23/01/1915 – Lettre de Berger à Maxime

Maxime reçoit une dernière lettre de G. Berger. Son ami se plaint de devoir subvenir à ses besoins, l’armée ne prenant pas à sa charge le gîte ni le couvert. Il semble également y avoir des problèmes avec une partie du paquetage qu’il faudrait rendre. Je suppose que le changement de garnison en est la cause… Il évoque plusieurs amis ainsi que le sous-lieutenant Dracacci (Stéphanopoli Georges Drago), un homme qui lui semble bizarre. Ce dernier décèdera le 18 septembre 1916, dans la Somme.
Berger GastonDreux,
Mon cher ami, je fus fort heureux l’autre jour en recevant une lettre de vous.
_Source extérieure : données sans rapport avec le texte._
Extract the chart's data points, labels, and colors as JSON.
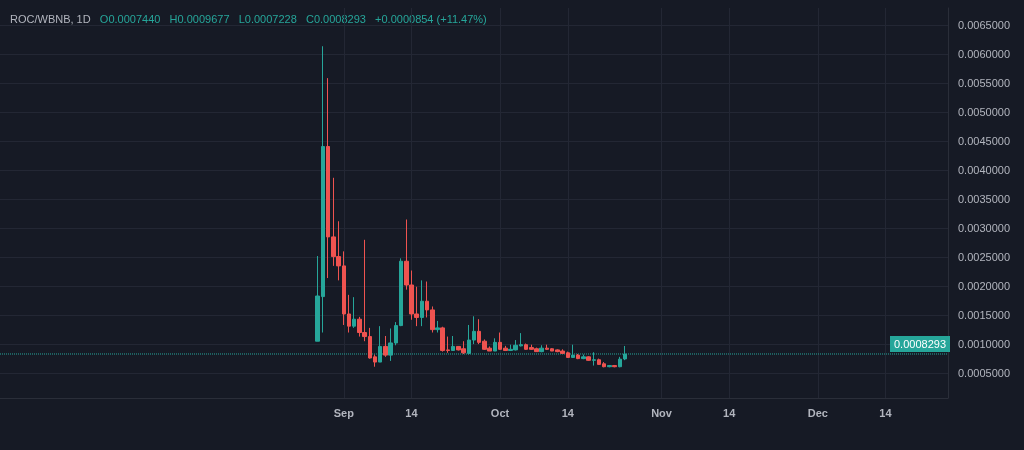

Croyez bien que si je me plaignais de votre silence, cette plainte n’avait rien d’un blâme ou même d’un reproche : c’était le simple regret de ne pas savoir ce que vous deveniez dans ce Chartres si voisin de notre Dreux.
Alors vous ne perdez pas votre temps au 102 ? Connaissant votre ardeur à la tâche, je suis persuadé qu’il vous est doux d’être las le soir, si cette lassitude doit profiter à la Patrie.
Ce qui doit surtout vous être pénible, c’est l’impossibilité d’aller en permission : sentir Paris si proche et ne pouvoir y aller : supplice de Tantale. J’espère pour vous que cette prétendue scarlatine ne durera pas éternellement.
Ici, à Dreux, mon cher ami, la vie que nous menons, Callou et moi, est assez monotone, mais pas trop dure.
Tous les matins, nous sommes sur le terrain de manœuvre à regarder faire les hommes, à deviser et à dire des vers. Vous dirai-je que Callou a composé dernièrement un sonnet en l’honneur de la France ?
Le soir, service en campagne où nous commandons chacun un peloton de section sous la direction d’un certain sous-lieutenant Dracacci, homme très bizarre.
Pour ce qui est de notre vie matérielle, nous continuons à manger et coucher dehors, ce qui n’est pas sans finir par être onéreux pour des gens qui gagnent 2,72 francs par jour et encore.
Comme vous, nous aspirons à partir et, une fois partis, à devenir cette chose imprécise, fugace, futile, anonyme que l’on appelle le soldat courtisé par les balles. Et après… Qu’importe ?
Ne craignez rien, on nous a réclamé aussi ce qu’on vous a donné en trop à Laval. Je vous dirais que nous ne nous pressons pas de le renvoyer, lundi prochain sera bien assez tôt.
Bien évidemment, le 101e ne veut rien entendre au sujet de notre remboursement des effets. Quant au 124e, il est maintenant bien loin et les absents ont toujours tort.
Voyez-vous, mon ami, on veut probablement que nous nous fournissions nous-mêmes ce qui sera peut-être notre dernier linceul. Et mieux vaut somme toute dormir son dernier sommeil dans son bien que dans celui de l’État.
Je crois que nous sommes désignés pour le prochain départ du 101e. Je ne sais pas quand aura lieu cette solennité.
Les aspirants originaires du 101e sont encore ici, car leurs garnisons sont en quarantaine à cause de diverses maladies. Il y a Aubé, Pluyatte, Le Tanieux, Drouard (du 67e), Marc (qui a, à l’heure actuelle, 15 jours d’arrêt de rigueur et qui en est très joyeux).
Au revoir, mon très cher, Bonne santé et bonne chance.
Cordiale poignée de main de nous deux. Caillou. Votre G. Berger, 27e Compagnie, 101 d’Infanterie.